THE ALL-ISLAND Jamaica Cane Farmers Association (AIJCFA) has proposed a take-over of the closed Hampden sugar factory in Trelawny, as a first step towards resuming operations there this crop.
In a release yesterday, the AIJCFA said that it was making the move, "as a first step towards returning the facility to an operative state." The association added that attorneys acting on its behalf, have made formal application to the relevant authorities for lease the factory, attendant lands and distillery, on Tuesday.
The application stated that the lease should be a long-term one and that the intention was to effect the necessary upgrading of the fields, machinery and facilities. It also specified that it was "imperative that the removal of any fittings, equipment, or parts" should be stopped immediately.
The association said it had the full support of its membership and the farmers served by the Hampden factory and that it intended to operate the factory during the current crop.
Minister of Agriculture, Roger Clarke, announced in mid-December that the government would close the Hampden factory, resulting in the loss of some 200 jobs. He said that the decision was taken after an assessment team determined that it would not be economically feasible for Government to invest between $370 million and $400 million to keep the factory operating at minimum levels of efficiency. The closure will cost the Government $66 million.
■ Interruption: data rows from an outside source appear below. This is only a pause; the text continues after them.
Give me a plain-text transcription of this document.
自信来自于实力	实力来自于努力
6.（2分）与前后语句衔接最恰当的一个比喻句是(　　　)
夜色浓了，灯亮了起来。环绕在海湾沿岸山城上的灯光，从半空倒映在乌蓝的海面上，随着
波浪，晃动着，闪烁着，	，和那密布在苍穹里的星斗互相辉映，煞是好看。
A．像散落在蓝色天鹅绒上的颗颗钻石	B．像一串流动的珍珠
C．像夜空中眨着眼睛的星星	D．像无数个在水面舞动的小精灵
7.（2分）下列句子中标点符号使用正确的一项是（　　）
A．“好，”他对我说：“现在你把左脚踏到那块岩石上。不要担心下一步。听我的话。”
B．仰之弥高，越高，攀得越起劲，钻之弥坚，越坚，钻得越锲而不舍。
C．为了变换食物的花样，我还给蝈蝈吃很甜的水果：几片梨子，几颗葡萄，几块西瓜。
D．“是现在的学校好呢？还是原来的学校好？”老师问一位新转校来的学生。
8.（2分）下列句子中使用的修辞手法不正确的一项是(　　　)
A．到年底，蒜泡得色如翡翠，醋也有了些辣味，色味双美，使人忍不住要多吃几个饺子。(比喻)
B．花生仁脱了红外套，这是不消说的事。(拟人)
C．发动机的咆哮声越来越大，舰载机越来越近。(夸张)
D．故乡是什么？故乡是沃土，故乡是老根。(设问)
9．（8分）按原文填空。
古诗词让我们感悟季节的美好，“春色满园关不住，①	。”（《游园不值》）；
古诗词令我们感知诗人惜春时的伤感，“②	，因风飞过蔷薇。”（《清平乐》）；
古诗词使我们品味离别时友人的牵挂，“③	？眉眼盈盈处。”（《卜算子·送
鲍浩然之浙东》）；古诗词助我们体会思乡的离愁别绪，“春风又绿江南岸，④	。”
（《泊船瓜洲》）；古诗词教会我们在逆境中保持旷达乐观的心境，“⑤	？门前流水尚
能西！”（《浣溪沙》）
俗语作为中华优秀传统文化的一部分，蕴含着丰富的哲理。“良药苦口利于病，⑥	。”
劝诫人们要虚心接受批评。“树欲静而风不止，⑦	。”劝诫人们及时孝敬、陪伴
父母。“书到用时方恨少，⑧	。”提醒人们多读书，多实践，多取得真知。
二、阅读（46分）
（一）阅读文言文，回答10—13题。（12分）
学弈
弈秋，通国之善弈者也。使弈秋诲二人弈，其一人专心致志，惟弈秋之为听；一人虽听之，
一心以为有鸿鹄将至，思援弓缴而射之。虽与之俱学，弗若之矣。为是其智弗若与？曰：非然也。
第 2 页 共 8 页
Mr. Clarke said too, that all the Trelawny sugar cane would, henceforth, be milled at the Long Pond factory, which was being extensively repaired to ensure that it was in the best condition possible, for the start of the 2002/2003 crop.
He said that farmers, who will be affected by the closure, will be compensated for the increased transportation cost to move their cane to Long Pond. The cost would be absorbed by the Trelawny Sugar Company for three years, beginning with the 2002/2003 cropping period.
But, the cane farmers have rejected the plan and the AIJCFA started working on a proposal for the reopening of the factory under the ownership of cane farmers in the area.
Acting chairman of the association, A.C. McDonald, told The Gleaner that after meeting with Mr. Clarke, they started working on a proposal to save Hampden.
The AIJCFA said yesterday that overseas engineers had visited the factory and reported on the status of the facility and that, based on this and other intelligence obtained, its leadership has confidence in the potential viability of Hampden.
The AIJCFA has maintained that one of the main problems in the Government-owned sector of the sugar industry is ineffective management which, "together with poorly maintained canefields, factory machinery and equipment have adversely affected the cost-efficiency of production."
The association says that it has already identified overseas expertise which would be contracted to manage the facility, while instituting the required training of Jamaican management and technicians.
The association says that it expects the proposal will be favourably considered by the Government, "especially as the closed entity would be an on-going cost to the Government and taxpayers, while devastating the economic life of several communities in the Hampden area."